La tecnica di estrazione di gas mediante il fracking non comporta di per sé alcun rischio per le falde acquifere. Così sancisce l’EPA, l’autorevole Agenzia per la Protezione Ambientale statunitense, che nei giorni scorsi ha pubblicato sul proprio sito le analisi condotte e i risultati ai quali è pervenuta, raccolti nello studio “Assessment of the Potential Impacts of Hydraulic Fracturing for Oil and Gas on Drinking Water Resources”. Il rapporto, benché non finalizzato ad attività di policy, è destinato a “fare scuola” nei futuri dibattiti sul livello di rischio e le responsabilità connesse alle attività di estrazione di gas non convenzionale nei casi di contaminazione delle acque del sottosuolo.

Come è noto, negli Stati Uniti si è compiuto negli ultimi anni un’importantissima “rivoluzione energetica” che ha concentrato gli sforzi proprio sullo sfruttamento dei giacimenti di shale gas, rendendo il Paese indipendente sul fronte dell’approvvigionamento degli idrocarburi gassosi.

La tecnica del fracking – o fratturazione idraulica – favorisce il rilascio degli idrocarburi intrappolati in rocce (da qui shale gas) che vengono, appunto, frantumate attraverso l’iniezione di sabbia e liquidi ad alta pressione nei pozzi che si sviluppano in senso orizzontale.
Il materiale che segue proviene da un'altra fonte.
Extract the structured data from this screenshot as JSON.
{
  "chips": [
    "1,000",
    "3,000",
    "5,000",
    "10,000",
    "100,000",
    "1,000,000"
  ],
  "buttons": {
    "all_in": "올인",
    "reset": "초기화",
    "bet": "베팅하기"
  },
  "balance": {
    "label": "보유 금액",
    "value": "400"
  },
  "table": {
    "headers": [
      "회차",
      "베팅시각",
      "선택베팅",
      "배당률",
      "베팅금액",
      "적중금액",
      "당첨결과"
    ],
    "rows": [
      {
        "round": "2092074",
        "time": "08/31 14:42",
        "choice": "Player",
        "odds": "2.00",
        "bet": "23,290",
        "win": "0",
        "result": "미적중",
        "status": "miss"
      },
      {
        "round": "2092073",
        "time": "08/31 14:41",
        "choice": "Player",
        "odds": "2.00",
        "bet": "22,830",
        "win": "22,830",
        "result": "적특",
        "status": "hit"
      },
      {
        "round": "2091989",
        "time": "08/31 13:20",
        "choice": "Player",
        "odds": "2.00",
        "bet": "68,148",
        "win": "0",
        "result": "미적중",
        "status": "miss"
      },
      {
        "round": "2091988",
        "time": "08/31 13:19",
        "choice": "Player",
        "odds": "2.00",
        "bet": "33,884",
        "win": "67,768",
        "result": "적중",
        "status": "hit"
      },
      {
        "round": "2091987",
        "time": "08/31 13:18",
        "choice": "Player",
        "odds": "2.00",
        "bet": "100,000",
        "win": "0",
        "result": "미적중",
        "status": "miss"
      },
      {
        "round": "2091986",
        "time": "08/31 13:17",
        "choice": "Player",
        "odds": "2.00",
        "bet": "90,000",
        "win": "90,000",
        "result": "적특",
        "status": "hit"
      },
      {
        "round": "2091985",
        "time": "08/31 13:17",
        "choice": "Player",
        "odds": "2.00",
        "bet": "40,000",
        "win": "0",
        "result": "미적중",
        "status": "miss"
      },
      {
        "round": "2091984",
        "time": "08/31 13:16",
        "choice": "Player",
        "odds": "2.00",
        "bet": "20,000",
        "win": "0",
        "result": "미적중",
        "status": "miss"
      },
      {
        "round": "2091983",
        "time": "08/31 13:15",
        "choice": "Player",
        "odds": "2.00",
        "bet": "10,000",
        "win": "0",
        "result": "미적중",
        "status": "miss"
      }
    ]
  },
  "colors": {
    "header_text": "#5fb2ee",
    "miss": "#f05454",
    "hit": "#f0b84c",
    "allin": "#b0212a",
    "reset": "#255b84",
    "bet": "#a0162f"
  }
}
Per altro questa tecnica – chiamata non convenzionale perché si differenzia dai “tradizionali” pozzi verticali – permette di rendere nuovamente sfruttabili vecchi giacimenti, impossibili da sfruttare ulteriormente con le tecniche convenzionali.

Leggendo quindi il rapporto, basato su di un lavoro di ricerca durato quattro anni, si legge che:

“Non è stata riscontrata alcuna evidenza che le tecniche di perforazione idraulica abbiamo determinato un rischio diffuso e sistematico per le falde acquifere del territorio degli Stati Uniti. Sono stati rilevati uno o più casi specifici in cui il fracking ha avuto un impatto sulla qualità delle risorse idriche, inclusa la contaminazione delle falde, e tuttavia tali casi sono di gran lunga numericamente inferiori rispetto alla totalità di pozzi perforati su tutto il territorio con la tecnica di fratturazione idraulica presenti. Possono quindi essere stati altri fattori ad aver generato gli effetti inquinanti: scarsità di informazioni sulla qualità delle acque potabili pre e post fratturazione; carenza di studi condotti con continuità e sul lungo-periodo; presenza di altre fonti di contaminazione, escludendo quindi un collegamento diretto tra fracking e impatto sulle risorse idriche”. Il documento dell’agenzia governativa statunitense, in conclusione, non raccomanda alcuna azione specifica per limitare l’impatto ambientale del fracking.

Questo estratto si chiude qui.